Responding to the April 11 fatal shooting of Daunte Wright by a police officer in Minnesota, Kristina Roth, Senior Advocate for Criminal Justice Programs at Amnesty International USA, said:
“The Amnesty movement is saddened that yet another Black father, son and partner was taken from his family as a result of the actions of police.
“Daunte Wright was reportedly pulled over on the pretextual grounds of having expired registration and having an air freshener dangling from his rearview mirror, neither warranting what escalated into a fatal encounter. Last year Black and Latino Army Lieutenant Caron Nazario suffered a violent traffic stop in Windsor, Virginia. Officers claimed to have not seen his paper license plate on his new car in the rear window. These incidents speak to a common denominator and remind us of systemic failures of policing, resulting in disparate enforcement on people of color, particularly Black people. Plain and simple, armed law enforcement should be taken out of the equation of traffic enforcement.
“Surviving an interaction with law enforcement shouldn’t depend on where you live or the color of your skin. International standards are clear that in addition to rights to equal protection of law, security, and life, we have a right to be free from discrimination when interacting with law enforcement. Officers responsible for excessive force, whatever the result, must be held accountable.

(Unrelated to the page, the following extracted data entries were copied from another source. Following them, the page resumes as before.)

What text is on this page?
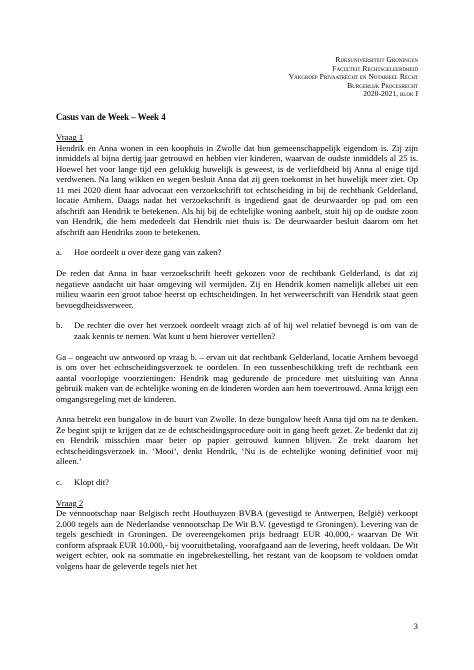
Rijksuniversiteit Groningen
Faculteit Rechtsgeleerdheid
Vakgroep Privaatrecht en Notarieel Recht
Burgerlijk Procesrecht
2020-2021, blok I

Casus van de Week – Week 4

Vraag 1

Hendrik en Anna wonen in een koophuis in Zwolle dat hun gemeenschappelijk eigendom is. Zij zijn inmiddels al bijna dertig jaar getrouwd en hebben vier kinderen, waarvan de oudste inmiddels al 25 is. Hoewel het voor lange tijd een gelukkig huwelijk is geweest, is de verliefdheid bij Anna al enige tijd verdwenen. Na lang wikken en wegen besluit Anna dat zij geen toekomst in het huwelijk meer ziet. Op 11 mei 2020 dient haar advocaat een verzoekschrift tot echtscheiding in bij de rechtbank Gelderland, locatie Arnhem. Daags nadat het verzoekschrift is ingediend gaat de deurwaarder op pad om een afschrift aan Hendrik te betekenen. Als hij bij de echtelijke woning aanbelt, stuit hij op de oudste zoon van Hendrik, die hem mededeelt dat Hendrik niet thuis is. De deurwaarder besluit daarom om het afschrift aan Hendriks zoon te betekenen.

a.	Hoe oordeelt u over deze gang van zaken?

De reden dat Anna in haar verzoekschrift heeft gekozen voor de rechtbank Gelderland, is dat zij negatieve aandacht uit haar omgeving wil vermijden. Zij en Hendrik komen namelijk allebei uit een milieu waarin een groot taboe heerst op echtscheidingen. In het verweerschrift van Hendrik staat geen bevoegdheidsverweer.

b.	De rechter die over het verzoek oordeelt vraagt zich af of hij wel relatief bevoegd is om van de zaak kennis te nemen. Wat kunt u hem hierover vertellen?

Ga – ongeacht uw antwoord op vraag b. – ervan uit dat rechtbank Gelderland, locatie Arnhem bevoegd is om over het echtscheidingsverzoek te oordelen. In een tussenbeschikking treft de rechtbank een aantal voorlopige voorzieningen: Hendrik mag gedurende de procedure met uitsluiting van Anna gebruik maken van de echtelijke woning en de kinderen worden aan hem toevertrouwd. Anna krijgt een omgangsregeling met de kinderen.

Anna betrekt een bungalow in de buurt van Zwolle. In deze bungalow heeft Anna tijd om na te denken. Ze begint spijt te krijgen dat ze de echtscheidingsprocedure ooit in gang heeft gezet. Ze bedenkt dat zij en Hendrik misschien maar beter op papier getrouwd kunnen blijven. Ze trekt daarom het echtscheidingsverzoek in. ‘Mooi’, denkt Hendrik, ‘Nu is de echtelijke woning definitief voor mij alleen.’

c.	Klopt dit?

Vraag 2

De vennootschap naar Belgisch recht Houthuyzen BVBA (gevestigd te Antwerpen, België) verkoopt 2.000 tegels aan de Nederlandse vennootschap De Wit B.V. (gevestigd te Groningen). Levering van de tegels geschiedt in Groningen. De overeengekomen prijs bedraagt EUR 40.000,- waarvan De Wit conform afspraak EUR 10.000,- bij vooruitbetaling, voorafgaand aan de levering, heeft voldaan. De Wit weigert echter, ook na sommatie en ingebrekestelling, het restant van de koopsom te voldoen omdat volgens haar de geleverde tegels niet het

3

“The local community in Brooklyn Center and the Minneapolis region are understandably frustrated and enraged by these recurring incidents of police violence and have taken to the streets demanding accountability for the death of Daunte Wright. Law enforcement must protect and facilitate protesters’ rights to freedom of peaceful assembly and ensure that any decision to disperse a crowd is made as a last resort, when lesser means would be insufficient. Officials must ensure that any measures used to disperse a crowd are necessary, proportional and lawful. They must also take into account the impact on the surrounding residential community, for instance when deciding to use chemical irritants.
“Protests against police violence should not be met with more police violence, as we saw for months following the death of George Floyd last summer.”
Amnesty International USA has been calling for police accountability for the use of deadly force. As protesters took to the streets last summer following the death of George Floyd, AIUSA spoke out against the excessive force used by law enforcement. Amnesty International documented 125 separate examples of police violence against protesters in 40 states and the District of Columbia between May 26 and June 5, 2020.
In 2015, Amnesty International USA released a report on the use of deadly force by law enforcement and raised serious human rights concerns with regards to the right to life, the right to security of the person, the right to freedom from discrimination and the right to equal protection of the law. This report highlights the need for a nationwide review and reform of existing laws, policies, training and practices on police use of lethal force, as well as a thorough review and reform of oversight and accountability mechanisms.